The architects say with commendable honesty that a lot of people won't automatically want to go to the opera, so they wanted to make the place a socialising centre, a part of town which the people would feel was their own; and then they might, just might, buy tickets to see the shows. Craig Dykers, the architect on the project, explained to me: "I wanted to create a social monument, a place for people to gather, to socialise, do things not connected with purchasing a ticket. If a nation is spending all this money [£250m] on the opera house, it has to give something back to the people. There are so few people that understand classical arts that if you don't allow them to understand and enjoy the building, they won't go in."

It's a mighty interesting philosophy. Get the public to see the place as a social centre, somewhere they have ownership of, and then they might go to the box office and have a look at what goes on inside.

That's the reason why I feel that the opening of Norway's new opera house is the biggest arts event anywhere this week, and one with special relevance to the UK. It defined an attitude to culture, from government, architects and potentially the population at large, that says that high art and their daily life can be inextricably linked.

The one British element in the Oslo opera house project is a key one, the consultancy Theatre Projects which advises about new theatres, opera houses and concert halls across the world. It has spent 10 years on the Oslo brief, advising on everything from sightlines to surtitles. Its managing director, David Staples, told me he that after Oslo he was moving on to two other Norwegian towns. In both cases, he is advising on the building of not one but two new concert halls. They do things differently there.

Kitt's claws come out

The memorably monosyllabic and sometimes silent press conference this week by the Chelsea football club manager, Avram Grant, stirred a painful memory for me of the hardest interview I have ever done. It was with the music diva, Eartha Kitt.

When I entered her dressing room, she was embroidering a giant quilt on the floor and continued to do this for some minutes, not acknowledging me or my questions. She then rather bizarrely, and totally out of the blue, decided to proffer the information that her father had abused her when she was a little girl. As there are many forms of abuse, I asked politely if she could elaborate on what exactly she meant. She stood up, put her eyeballs next to mine and yelled: "I mean he beat the hell outta me!" She then returned to monosyllables and silences.

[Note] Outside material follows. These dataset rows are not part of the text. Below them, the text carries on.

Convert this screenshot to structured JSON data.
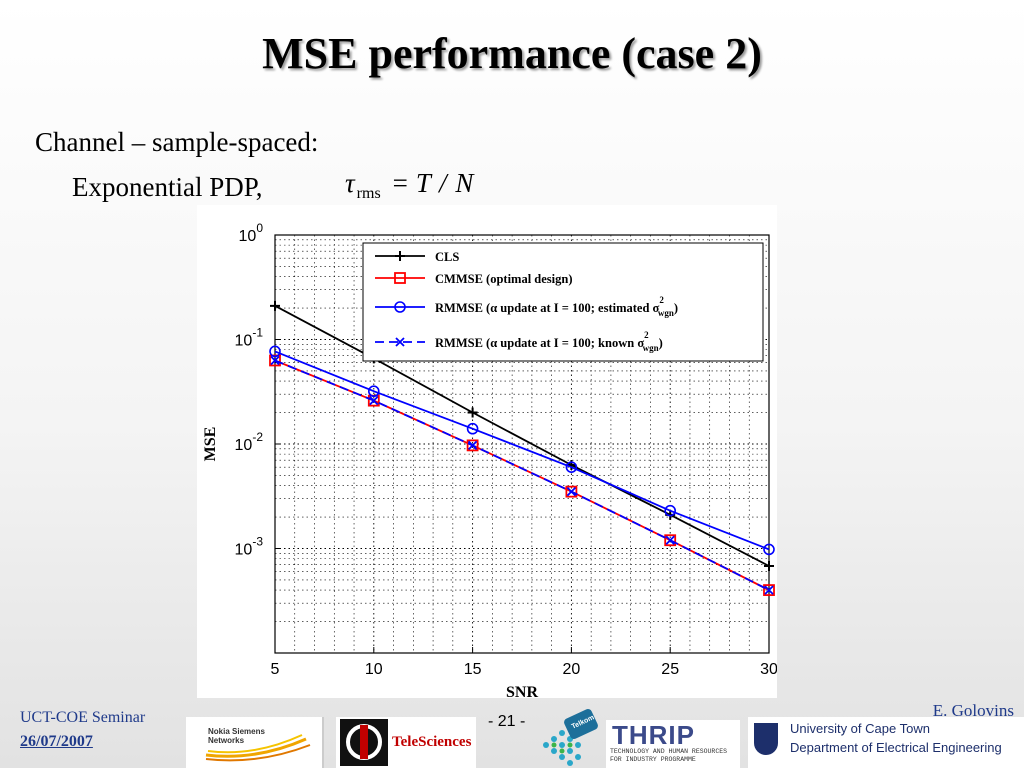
{
  "slide": {
    "title": "MSE performance (case 2)",
    "bullet1": "Channel – sample-spaced:",
    "bullet2": "Exponential PDP,",
    "formula": {
      "symbol": "τ",
      "subscript": "rms",
      "equals": "=",
      "rhs": "T / N"
    }
  },
  "footer": {
    "seminar": "UCT-COE Seminar",
    "date": "26/07/2007",
    "page": "- 21 -",
    "author": "E. Golovins"
  },
  "logos": {
    "nokia": "Nokia Siemens Networks",
    "telesciences": "TeleSciences",
    "telkom": "Telkom",
    "thrip": "THRIP",
    "thrip_sub": "TECHNOLOGY AND HUMAN RESOURCES FOR INDUSTRY PROGRAMME",
    "uct_line1": "University of Cape Town",
    "uct_line2": "Department of Electrical Engineering"
  },
  "chart_data": {
    "type": "line",
    "xlabel": "SNR",
    "ylabel": "MSE",
    "y_scale": "log",
    "xlim": [
      5,
      30
    ],
    "ylim": [
      0.0001,
      1
    ],
    "x_ticks": [
      5,
      10,
      15,
      20,
      25,
      30
    ],
    "y_ticks": [
      {
        "value": 0.001,
        "base": "10",
        "exp": "-3"
      },
      {
        "value": 0.01,
        "base": "10",
        "exp": "-2"
      },
      {
        "value": 0.1,
        "base": "10",
        "exp": "-1"
      },
      {
        "value": 1,
        "base": "10",
        "exp": "0"
      }
    ],
    "grid": true,
    "legend_position": "top-right",
    "x": [
      5,
      10,
      15,
      20,
      25,
      30
    ],
    "series": [
      {
        "name": "CLS",
        "color": "#000000",
        "marker": "plus",
        "dash": "solid",
        "values": [
          0.21,
          0.066,
          0.02,
          0.0063,
          0.0021,
          0.00068
        ]
      },
      {
        "name": "CMMSE (optimal design)",
        "color": "#ff0000",
        "marker": "square",
        "dash": "solid",
        "values": [
          0.063,
          0.026,
          0.0097,
          0.0035,
          0.0012,
          0.0004
        ]
      },
      {
        "name": "RMMSE (α update at I = 100; estimated σ",
        "sup": "2",
        "sub": "wgn",
        "tail": ")",
        "color": "#0000ff",
        "marker": "circle",
        "dash": "solid",
        "values": [
          0.077,
          0.032,
          0.014,
          0.006,
          0.0023,
          0.00098
        ]
      },
      {
        "name": "RMMSE (α update at I = 100; known σ",
        "sup": "2",
        "sub": "wgn",
        "tail": ")",
        "color": "#0000ff",
        "marker": "x",
        "dash": "dashed",
        "values": [
          0.063,
          0.026,
          0.0097,
          0.0035,
          0.0012,
          0.0004
        ]
      }
    ]
  }
}
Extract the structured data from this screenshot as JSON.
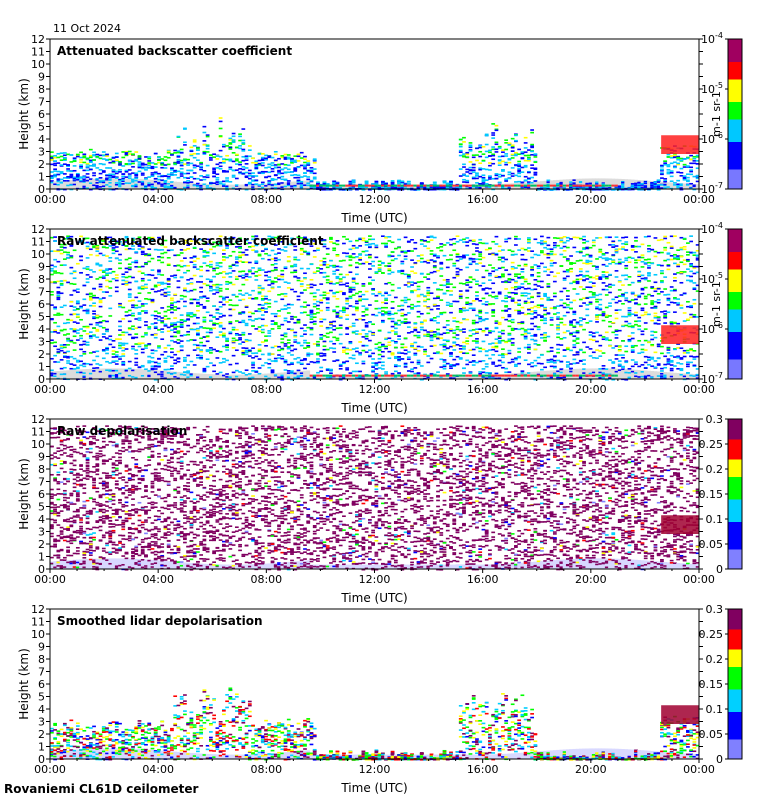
{
  "date_label": "11 Oct 2024",
  "footer": "Rovaniemi CL61D ceilometer",
  "colors": {
    "frame": "#000000",
    "bg": "#ffffff"
  },
  "chart_data": [
    {
      "type": "heatmap",
      "title": "Attenuated backscatter coefficient",
      "xlabel": "Time (UTC)",
      "ylabel": "Height (km)",
      "x_ticks": [
        "00:00",
        "04:00",
        "08:00",
        "12:00",
        "16:00",
        "20:00",
        "00:00"
      ],
      "xlim_hours": [
        0,
        24
      ],
      "y_ticks": [
        0,
        1,
        2,
        3,
        4,
        5,
        6,
        7,
        8,
        9,
        10,
        11,
        12
      ],
      "ylim": [
        0,
        12
      ],
      "colorbar": {
        "scale": "log",
        "range": [
          1e-07,
          0.0001
        ],
        "ticks": [
          "10-7",
          "10-6",
          "10-5",
          "10-4"
        ],
        "label": "m-1 sr-1"
      }
    },
    {
      "type": "heatmap",
      "title": "Raw attenuated backscatter coefficient",
      "xlabel": "Time (UTC)",
      "ylabel": "Height (km)",
      "x_ticks": [
        "00:00",
        "04:00",
        "08:00",
        "12:00",
        "16:00",
        "20:00",
        "00:00"
      ],
      "xlim_hours": [
        0,
        24
      ],
      "y_ticks": [
        0,
        1,
        2,
        3,
        4,
        5,
        6,
        7,
        8,
        9,
        10,
        11,
        12
      ],
      "ylim": [
        0,
        12
      ],
      "colorbar": {
        "scale": "log",
        "range": [
          1e-07,
          0.0001
        ],
        "ticks": [
          "10-7",
          "10-6",
          "10-5",
          "10-4"
        ],
        "label": "m-1 sr-1"
      }
    },
    {
      "type": "heatmap",
      "title": "Raw depolarisation",
      "xlabel": "Time (UTC)",
      "ylabel": "Height (km)",
      "x_ticks": [
        "00:00",
        "04:00",
        "08:00",
        "12:00",
        "16:00",
        "20:00",
        "00:00"
      ],
      "xlim_hours": [
        0,
        24
      ],
      "y_ticks": [
        0,
        1,
        2,
        3,
        4,
        5,
        6,
        7,
        8,
        9,
        10,
        11,
        12
      ],
      "ylim": [
        0,
        12
      ],
      "colorbar": {
        "scale": "linear",
        "range": [
          0,
          0.3
        ],
        "ticks": [
          "0",
          "0.05",
          "0.1",
          "0.15",
          "0.2",
          "0.25",
          "0.3"
        ],
        "label": ""
      }
    },
    {
      "type": "heatmap",
      "title": "Smoothed lidar depolarisation",
      "xlabel": "Time (UTC)",
      "ylabel": "Height (km)",
      "x_ticks": [
        "00:00",
        "04:00",
        "08:00",
        "12:00",
        "16:00",
        "20:00",
        "00:00"
      ],
      "xlim_hours": [
        0,
        24
      ],
      "y_ticks": [
        0,
        1,
        2,
        3,
        4,
        5,
        6,
        7,
        8,
        9,
        10,
        11,
        12
      ],
      "ylim": [
        0,
        12
      ],
      "colorbar": {
        "scale": "linear",
        "range": [
          0,
          0.3
        ],
        "ticks": [
          "0",
          "0.05",
          "0.1",
          "0.15",
          "0.2",
          "0.25",
          "0.3"
        ],
        "label": ""
      }
    }
  ]
}
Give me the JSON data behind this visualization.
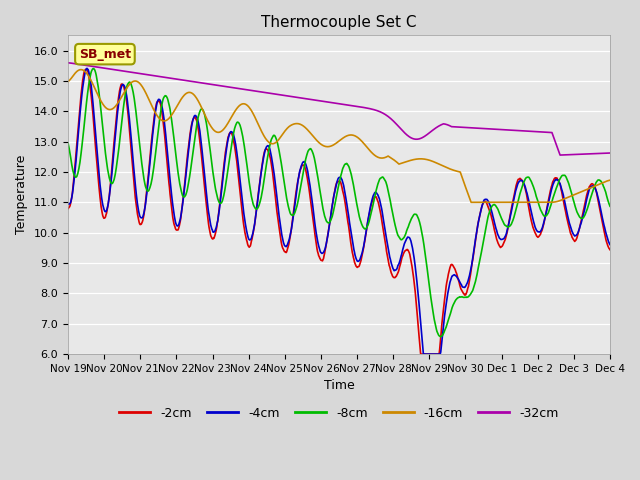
{
  "title": "Thermocouple Set C",
  "xlabel": "Time",
  "ylabel": "Temperature",
  "ylim": [
    6.0,
    16.5
  ],
  "yticks": [
    6.0,
    7.0,
    8.0,
    9.0,
    10.0,
    11.0,
    12.0,
    13.0,
    14.0,
    15.0,
    16.0
  ],
  "bg_color": "#d8d8d8",
  "plot_bg_color": "#e8e8e8",
  "legend_labels": [
    "-2cm",
    "-4cm",
    "-8cm",
    "-16cm",
    "-32cm"
  ],
  "legend_colors": [
    "#dd0000",
    "#0000cc",
    "#00bb00",
    "#cc8800",
    "#aa00aa"
  ],
  "annotation": {
    "text": "SB_met",
    "facecolor": "#ffff99",
    "edgecolor": "#999900",
    "textcolor": "#880000"
  },
  "x_tick_labels": [
    "Nov 19",
    "Nov 20",
    "Nov 21",
    "Nov 22",
    "Nov 23",
    "Nov 24",
    "Nov 25",
    "Nov 26",
    "Nov 27",
    "Nov 28",
    "Nov 29",
    "Nov 30",
    "Dec 1",
    "Dec 2",
    "Dec 3",
    "Dec 4"
  ],
  "grid_color": "#ffffff",
  "figsize": [
    6.4,
    4.8
  ],
  "dpi": 100
}
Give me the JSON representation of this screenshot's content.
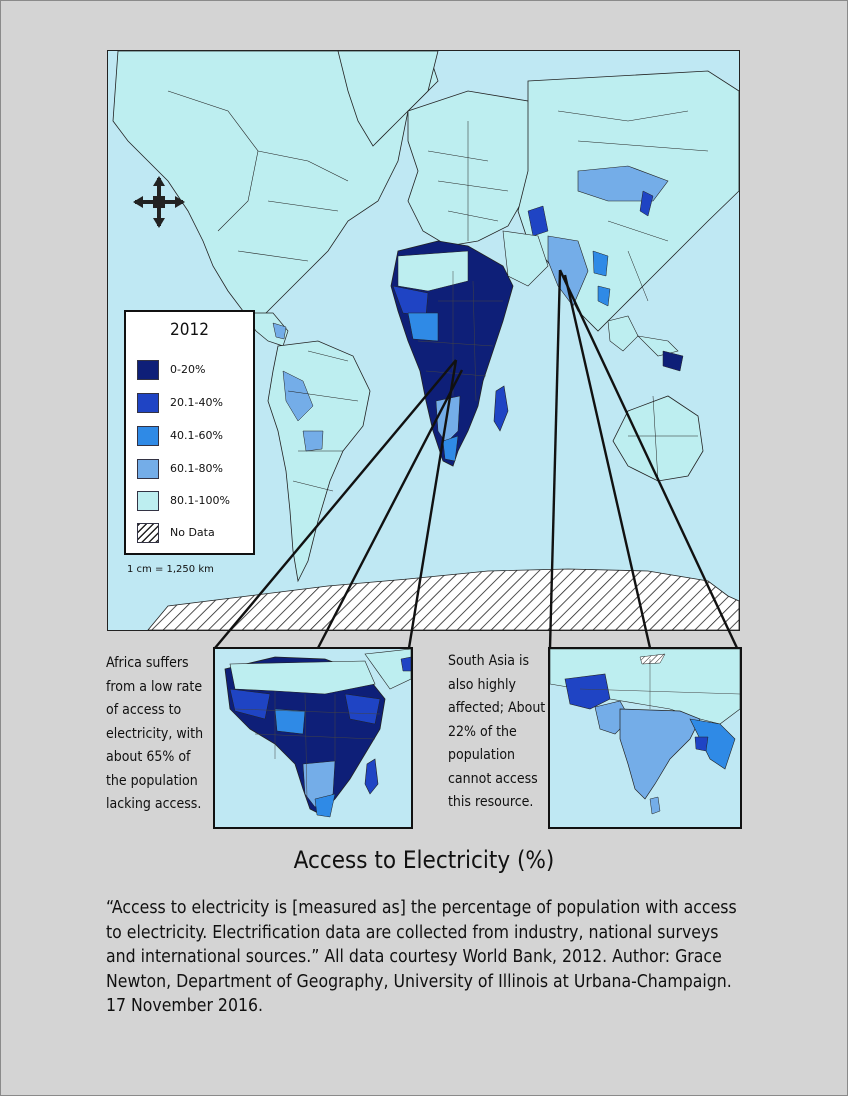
{
  "legend": {
    "title": "2012",
    "items": [
      {
        "label": "0-20%",
        "color": "#0e1f78"
      },
      {
        "label": "20.1-40%",
        "color": "#1f44c4"
      },
      {
        "label": "40.1-60%",
        "color": "#2f8ae6"
      },
      {
        "label": "60.1-80%",
        "color": "#74ade8"
      },
      {
        "label": "80.1-100%",
        "color": "#bdeef0"
      },
      {
        "label": "No Data",
        "color": "hatched"
      }
    ]
  },
  "scale": "1 cm = 1,250 km",
  "captions": {
    "africa": "Africa suffers from a low rate of access to electricity, with about 65% of the population lacking access.",
    "south_asia": "South Asia is also highly affected; About 22% of the population cannot access this resource."
  },
  "title": "Access to Electricity (%)",
  "description": "“Access to electricity is [measured as] the percentage of population with access to electricity. Electrification data are collected from industry, national surveys and international sources.” All data courtesy World Bank, 2012. Author: Grace Newton, Department of Geography, University of Illinois at Urbana-Champaign. 17 November 2016.",
  "colors": {
    "ocean": "#bfe8f3",
    "land_high": "#bdeef0",
    "land_60_80": "#74ade8",
    "land_40_60": "#2f8ae6",
    "land_20_40": "#1f44c4",
    "land_0_20": "#0e1f78",
    "background": "#d4d4d4"
  },
  "icons": [
    "compass-rose-icon"
  ]
}
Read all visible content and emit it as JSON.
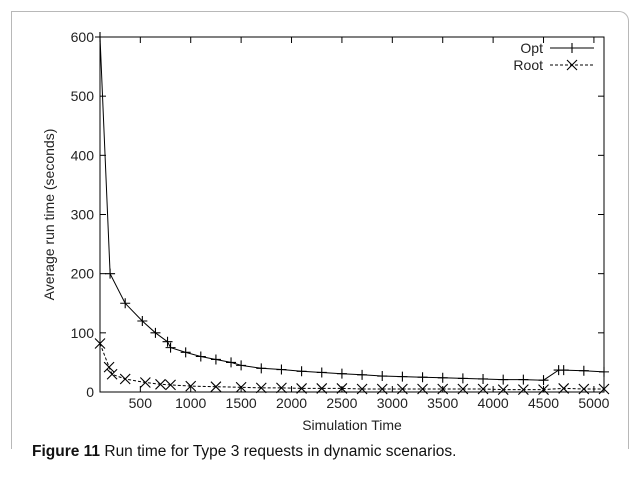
{
  "caption": {
    "label": "Figure 11",
    "text": " Run time for Type 3 requests in dynamic scenarios."
  },
  "chart_data": {
    "type": "line",
    "title": "",
    "xlabel": "Simulation Time",
    "ylabel": "Average run time (seconds)",
    "xlim": [
      100,
      5100
    ],
    "ylim": [
      0,
      600
    ],
    "xticks": [
      500,
      1000,
      1500,
      2000,
      2500,
      3000,
      3500,
      4000,
      4500,
      5000
    ],
    "yticks": [
      0,
      100,
      200,
      300,
      400,
      500,
      600
    ],
    "grid": false,
    "legend": "top-right",
    "series": [
      {
        "name": "Opt",
        "marker": "plus",
        "dash": "solid",
        "color": "#000000",
        "x": [
          100,
          200,
          350,
          520,
          650,
          770,
          800,
          950,
          1100,
          1250,
          1400,
          1500,
          1700,
          1900,
          2100,
          2300,
          2500,
          2700,
          2900,
          3100,
          3300,
          3500,
          3700,
          3900,
          4100,
          4300,
          4500,
          4650,
          4700,
          4900,
          5100
        ],
        "y": [
          600,
          200,
          150,
          120,
          100,
          85,
          75,
          67,
          60,
          55,
          50,
          45,
          40,
          38,
          35,
          33,
          31,
          29,
          27,
          26,
          25,
          24,
          23,
          22,
          21,
          21,
          20,
          37,
          37,
          36,
          34
        ]
      },
      {
        "name": "Root",
        "marker": "x",
        "dash": "dashed",
        "color": "#000000",
        "x": [
          100,
          190,
          220,
          350,
          550,
          700,
          800,
          1000,
          1250,
          1500,
          1700,
          1900,
          2100,
          2300,
          2500,
          2700,
          2900,
          3100,
          3300,
          3500,
          3700,
          3900,
          4100,
          4300,
          4500,
          4700,
          4900,
          5100
        ],
        "y": [
          82,
          42,
          30,
          22,
          16,
          13,
          12,
          10,
          9,
          8,
          7,
          7,
          6,
          6,
          6,
          5,
          5,
          5,
          5,
          5,
          5,
          5,
          4,
          4,
          4,
          6,
          5,
          5
        ]
      }
    ]
  }
}
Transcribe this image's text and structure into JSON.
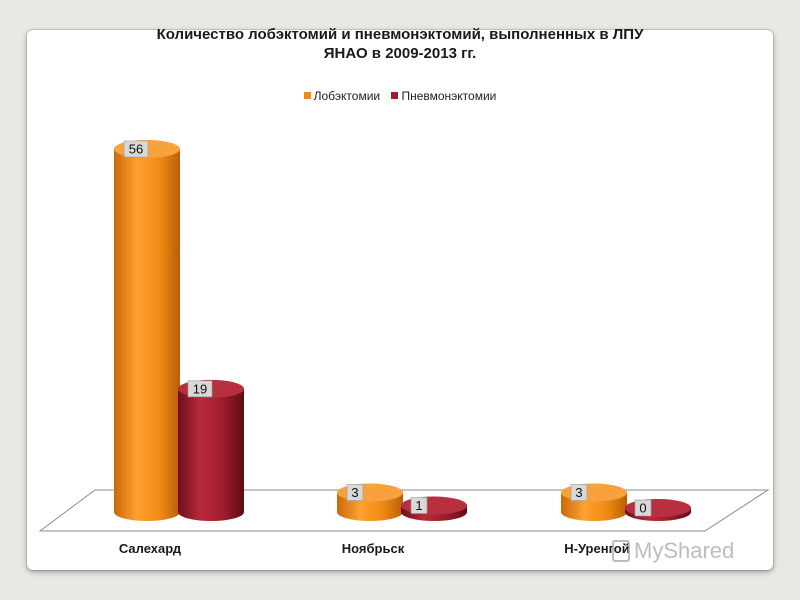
{
  "chart_data": {
    "type": "bar",
    "title_lines": [
      "Количество лобэктомий и пневмонэктомий, выполненных в ЛПУ",
      "ЯНАО в 2009-2013 гг."
    ],
    "categories": [
      "Салехард",
      "Ноябрьск",
      "Н-Уренгой"
    ],
    "series": [
      {
        "name": "Лобэктомии",
        "values": [
          56,
          3,
          3
        ],
        "color": "#f08a14"
      },
      {
        "name": "Пневмонэктомии",
        "values": [
          19,
          1,
          0
        ],
        "color": "#9b1c2a"
      }
    ],
    "xlabel": "",
    "ylabel": "",
    "ylim": [
      0,
      56
    ],
    "grid": false,
    "legend_position": "top",
    "style": "3d-cylinder"
  },
  "watermark": {
    "text": "MyShared"
  }
}
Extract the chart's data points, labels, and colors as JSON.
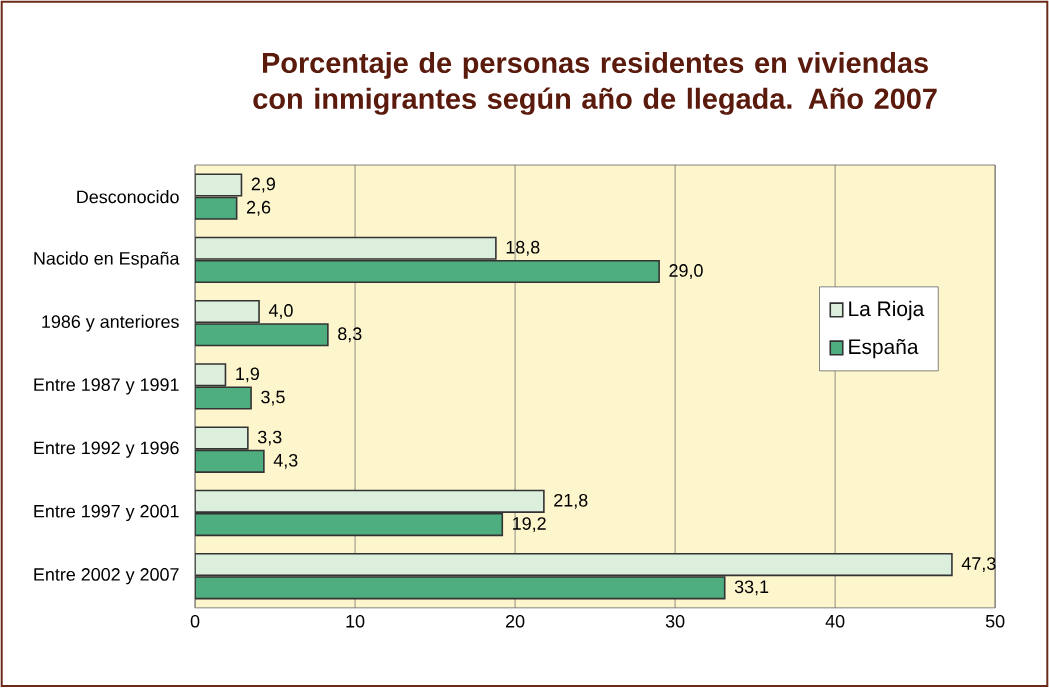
{
  "chart_data": {
    "type": "bar",
    "orientation": "horizontal",
    "title": "Porcentaje de personas residentes en viviendas con inmigrantes según año de llegada. Año 2007",
    "categories": [
      "Desconocido",
      "Nacido en España",
      "1986 y anteriores",
      "Entre 1987 y 1991",
      "Entre 1992 y 1996",
      "Entre 1997 y 2001",
      "Entre 2002 y 2007"
    ],
    "series": [
      {
        "name": "La Rioja",
        "color": "#dcefdc",
        "values": [
          2.9,
          18.8,
          4.0,
          1.9,
          3.3,
          21.8,
          47.3
        ],
        "value_labels": [
          "2,9",
          "18,8",
          "4,0",
          "1,9",
          "3,3",
          "21,8",
          "47,3"
        ]
      },
      {
        "name": "España",
        "color": "#4fae80",
        "values": [
          2.6,
          29.0,
          8.3,
          3.5,
          4.3,
          19.2,
          33.1
        ],
        "value_labels": [
          "2,6",
          "29,0",
          "8,3",
          "3,5",
          "4,3",
          "19,2",
          "33,1"
        ]
      }
    ],
    "xlim": [
      0,
      50
    ],
    "xticks": [
      0,
      10,
      20,
      30,
      40,
      50
    ],
    "grid": "x",
    "legend": "right"
  }
}
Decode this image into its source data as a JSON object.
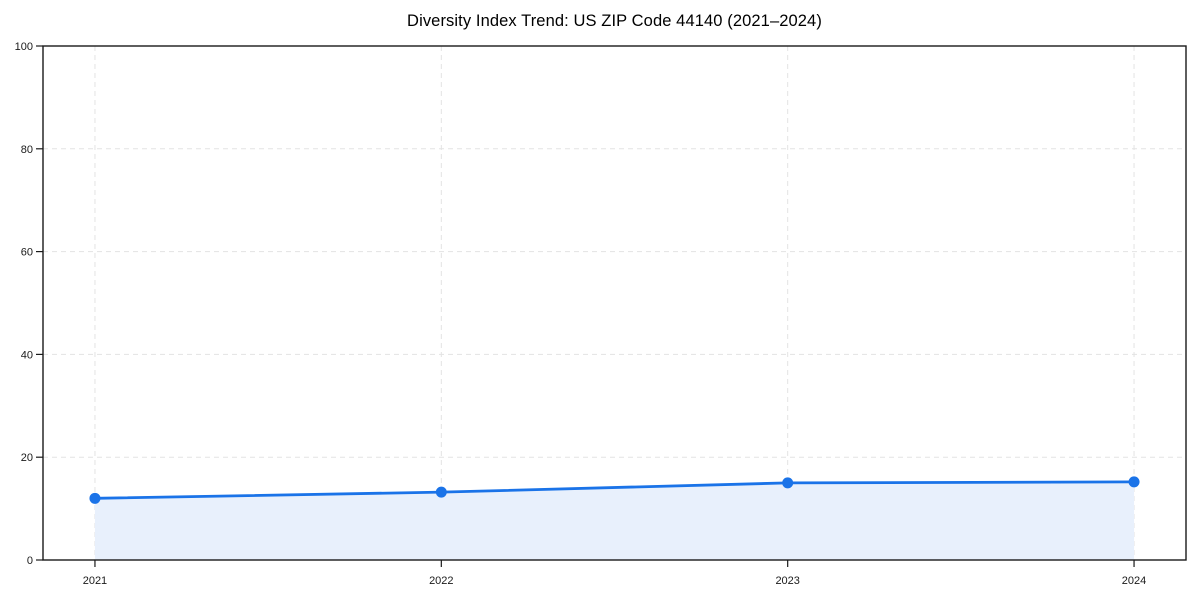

I see that Ms Kitt is about to embark on a series of concerts in the UK. Journalists planning to interview her might have a better time with Avram Grant.

* The new chief executive of the Arts Council, Alan Davey, is a music fan. When he was at university in Birmingham he would go every week to watch Simon Rattle conduct. When he moved to London to become a civil servant, he retained his passion for music. Indeed, so passionately did he feel that he once wrote a letter to a national newspaper complaining about the quality of the London Symphony Orchestra's programmes. The letter, it emerged this week, was printed under the headline: "Session men on auto pilot."

Of course, Mr Davey did not know then that he would one day become chief executive at the Arts Council, which funds the London Symphony Orchestra, an outfit still containing several of those session men on auto pilot. He will no doubt soon be receiving invitations to their concerts in his new role. The conversation over interval drinks should be worth hearing.